Le réalisateur belge Bernard Bellefroid signe un film profond, qui aborde le thème des mères porteuses et de la filiation. Melody est un drame sensible et lumineux, entièrement porté par deux actrices, l’une anglophone, Rachael Blake et l’autre francophone, Lucie Debay. Toutes les deux ont reçu le Prix d’interprétation Féminine au Festival des films du monde à Montréal 2014.

Ce film, co-produit par Proximus, sort le 25 mars 2015 dans les salles de cinéma. Nous avons rencontré le réalisateur Bernard Bellefroid et l’actrice Lucie Debay. Extraits choisis.

Lisez aussi notre critique du film.

V. Nimal

Interview de Bernard Bellefroid

Après le film La Régate (2009), qui cernait les relations violentes d’un père envers son fils, Bernard Bellefroid plonge dans un univers féminin. Celui de Melody, sans abri, et d’Emily, qui rêve d’avoir un enfant.

- Quelle est la genèse du film Melody ?

Bernard Bellefroid :
"Suite à un fait divers qui s’est passé en Belgique (un jeune couple, qui avait mis un enfant à vendre sur eBay), j’ai eu eu envie de parler du sujet. (…) J’ai essayé d’amener plus de complexité sur le sujet des mères porteuses. Je voulais toucher là où ça fait mal."
"Quand je tournais La régate en 2008, il y avait déjà une terrible crise en Europe. Je me suis demandé, si les banques ne prêtaient plus d’argent à personne, comment les gens pouvaient s’en sortir ?"

Interview de Bernard Bellefroid

-    Comment est né votre film, Melody ?

Bernard Bellefroid :
"Melody, c’est un personnage qui a envie de faire quelque chose de sa vie, sans l’aide de personne. Comment en temps de crise, mon personnage pouvait s’en sortir ? Par la prostitution ? Vendre son rein ? Ses ovocytes ? Quand il n’y a plus de travail ni de capital pour financer un projet, il reste l’organique, le corps. J’en suis venu à imaginer que Melody utiliserait cette situation pour s’en sortir."

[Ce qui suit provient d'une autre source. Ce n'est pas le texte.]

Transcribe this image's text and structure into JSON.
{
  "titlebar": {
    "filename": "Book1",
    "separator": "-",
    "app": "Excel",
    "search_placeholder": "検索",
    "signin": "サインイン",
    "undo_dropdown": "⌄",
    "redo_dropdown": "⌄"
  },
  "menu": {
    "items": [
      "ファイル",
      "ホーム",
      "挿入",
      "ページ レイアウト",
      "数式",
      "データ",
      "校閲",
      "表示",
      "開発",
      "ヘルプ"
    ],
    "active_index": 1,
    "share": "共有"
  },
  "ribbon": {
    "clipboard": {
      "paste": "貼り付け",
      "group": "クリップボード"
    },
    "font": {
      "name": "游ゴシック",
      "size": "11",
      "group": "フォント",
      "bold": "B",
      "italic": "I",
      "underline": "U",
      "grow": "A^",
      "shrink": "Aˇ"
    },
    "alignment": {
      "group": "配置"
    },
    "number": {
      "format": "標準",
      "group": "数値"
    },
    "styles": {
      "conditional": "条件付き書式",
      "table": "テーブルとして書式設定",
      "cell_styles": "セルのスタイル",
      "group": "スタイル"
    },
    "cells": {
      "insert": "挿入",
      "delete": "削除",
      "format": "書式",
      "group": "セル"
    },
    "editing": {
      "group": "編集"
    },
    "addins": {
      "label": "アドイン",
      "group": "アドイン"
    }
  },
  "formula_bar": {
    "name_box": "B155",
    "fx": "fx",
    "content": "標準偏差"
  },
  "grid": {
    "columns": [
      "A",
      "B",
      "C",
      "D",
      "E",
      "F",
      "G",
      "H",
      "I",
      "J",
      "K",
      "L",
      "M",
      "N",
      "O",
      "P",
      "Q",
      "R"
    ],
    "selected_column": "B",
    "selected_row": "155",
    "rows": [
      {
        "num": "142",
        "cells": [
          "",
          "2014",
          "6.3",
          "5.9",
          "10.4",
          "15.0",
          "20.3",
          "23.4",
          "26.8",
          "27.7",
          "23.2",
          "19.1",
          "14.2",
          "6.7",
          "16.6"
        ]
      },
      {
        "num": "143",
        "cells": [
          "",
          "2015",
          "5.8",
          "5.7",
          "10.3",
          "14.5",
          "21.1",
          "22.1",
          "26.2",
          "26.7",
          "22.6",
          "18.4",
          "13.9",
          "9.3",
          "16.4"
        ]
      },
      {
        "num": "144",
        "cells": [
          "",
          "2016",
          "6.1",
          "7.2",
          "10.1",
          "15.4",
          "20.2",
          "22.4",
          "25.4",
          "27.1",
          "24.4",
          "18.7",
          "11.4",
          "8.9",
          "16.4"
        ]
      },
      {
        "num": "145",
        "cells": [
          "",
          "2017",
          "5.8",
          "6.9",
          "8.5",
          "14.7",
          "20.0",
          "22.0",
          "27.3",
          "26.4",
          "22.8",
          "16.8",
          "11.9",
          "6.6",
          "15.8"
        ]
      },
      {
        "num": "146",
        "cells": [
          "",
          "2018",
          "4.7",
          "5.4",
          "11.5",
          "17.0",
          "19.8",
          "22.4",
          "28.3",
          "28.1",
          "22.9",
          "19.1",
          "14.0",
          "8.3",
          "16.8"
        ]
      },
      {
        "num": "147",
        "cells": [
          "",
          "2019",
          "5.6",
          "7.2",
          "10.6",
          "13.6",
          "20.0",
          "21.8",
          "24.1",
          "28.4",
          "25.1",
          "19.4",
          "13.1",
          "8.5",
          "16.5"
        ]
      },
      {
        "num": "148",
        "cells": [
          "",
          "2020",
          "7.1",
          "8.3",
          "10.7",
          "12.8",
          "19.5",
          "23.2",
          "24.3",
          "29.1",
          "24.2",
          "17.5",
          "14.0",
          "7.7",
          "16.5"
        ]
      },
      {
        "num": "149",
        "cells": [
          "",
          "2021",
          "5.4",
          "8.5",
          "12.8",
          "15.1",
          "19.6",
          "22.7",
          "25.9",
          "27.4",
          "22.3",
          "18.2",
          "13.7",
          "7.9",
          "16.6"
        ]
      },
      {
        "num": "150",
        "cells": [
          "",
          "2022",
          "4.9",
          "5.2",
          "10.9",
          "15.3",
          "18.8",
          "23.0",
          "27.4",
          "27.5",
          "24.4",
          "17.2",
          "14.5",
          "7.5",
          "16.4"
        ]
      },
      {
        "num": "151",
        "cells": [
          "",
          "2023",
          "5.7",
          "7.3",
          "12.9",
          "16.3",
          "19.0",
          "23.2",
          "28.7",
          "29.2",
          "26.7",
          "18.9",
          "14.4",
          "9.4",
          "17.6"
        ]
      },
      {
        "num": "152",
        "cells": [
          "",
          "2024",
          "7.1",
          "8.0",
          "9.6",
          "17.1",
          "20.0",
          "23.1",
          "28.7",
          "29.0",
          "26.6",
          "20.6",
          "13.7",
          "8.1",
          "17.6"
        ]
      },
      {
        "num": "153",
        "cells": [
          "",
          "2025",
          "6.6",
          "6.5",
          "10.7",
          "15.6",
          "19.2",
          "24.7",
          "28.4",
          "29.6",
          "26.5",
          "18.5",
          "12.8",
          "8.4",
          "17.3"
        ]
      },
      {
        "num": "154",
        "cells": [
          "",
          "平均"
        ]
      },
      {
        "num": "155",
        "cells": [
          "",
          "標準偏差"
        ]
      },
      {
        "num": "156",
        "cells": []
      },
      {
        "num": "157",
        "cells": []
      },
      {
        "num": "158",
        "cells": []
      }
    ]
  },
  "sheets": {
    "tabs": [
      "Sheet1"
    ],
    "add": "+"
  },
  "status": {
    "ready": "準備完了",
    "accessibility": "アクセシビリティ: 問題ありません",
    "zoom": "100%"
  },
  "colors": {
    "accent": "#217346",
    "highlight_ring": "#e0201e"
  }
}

- Melody et Emily sont très seules. L’une est pauvre, l’autre est riche. Elles ont une obsession : l’une veut ouvrir son salon de coiffure, l’autre avoir un bébé. Comment leur rencontre était-elle possible ?

Bernard Bellefroid :
"Le peu que j’ai lu sur les mères porteuses, ce n’est pas seulement qu’elles ont une envie d’argent, il y a derrière un besoin de créer quelque chose… un lien avec autrui. Il y a aussi d’autres obsessions dans les 4 films que j’ai réalisés : la tension entre les liens du sang et les relations qu’on peut s’inventer, le père et la mère qu’on peut s’inventer. Mais le sujet réel de Melody est une histoire d’adoption croisée entre ces deux femmes."

Interview de Bernard Bellefroid

-  Quel genre d'actrice cherchiez-vous pour incarner Melody?

Bernard Bellefroid :
"Pour jouer Melody,  j’avais envie d’une comédienne proche de moi, qui voulait « chercher ». Lucie Debay, c’est son premier grand rôle au cinéma. Elle a fait beaucoup de théâtre, en France et en Belgique. Lucie a un truc magnétique, immédiat, une certaine résistance…"

-  Et pour jouer Emily ?

Bernard Bellefroid :
"Pour le rôle d’Emily, j’ai fait appel à une directrice de casting anglaise, Kahleen Crawford, qui travaille pour Ken Loach. Rachael Blake est australienne. Elle a tout de suite voulu faire un essai et apprendre le français, phonétiquement… C’était un fameux voyage pour elle. Et c’était d’autant plus intéressant de jouer dans les deux langues ; les langues sont comme des personnages : en cas de conflit, l’une attire l’autre sur sa langue, comme un moyen de faiblesse."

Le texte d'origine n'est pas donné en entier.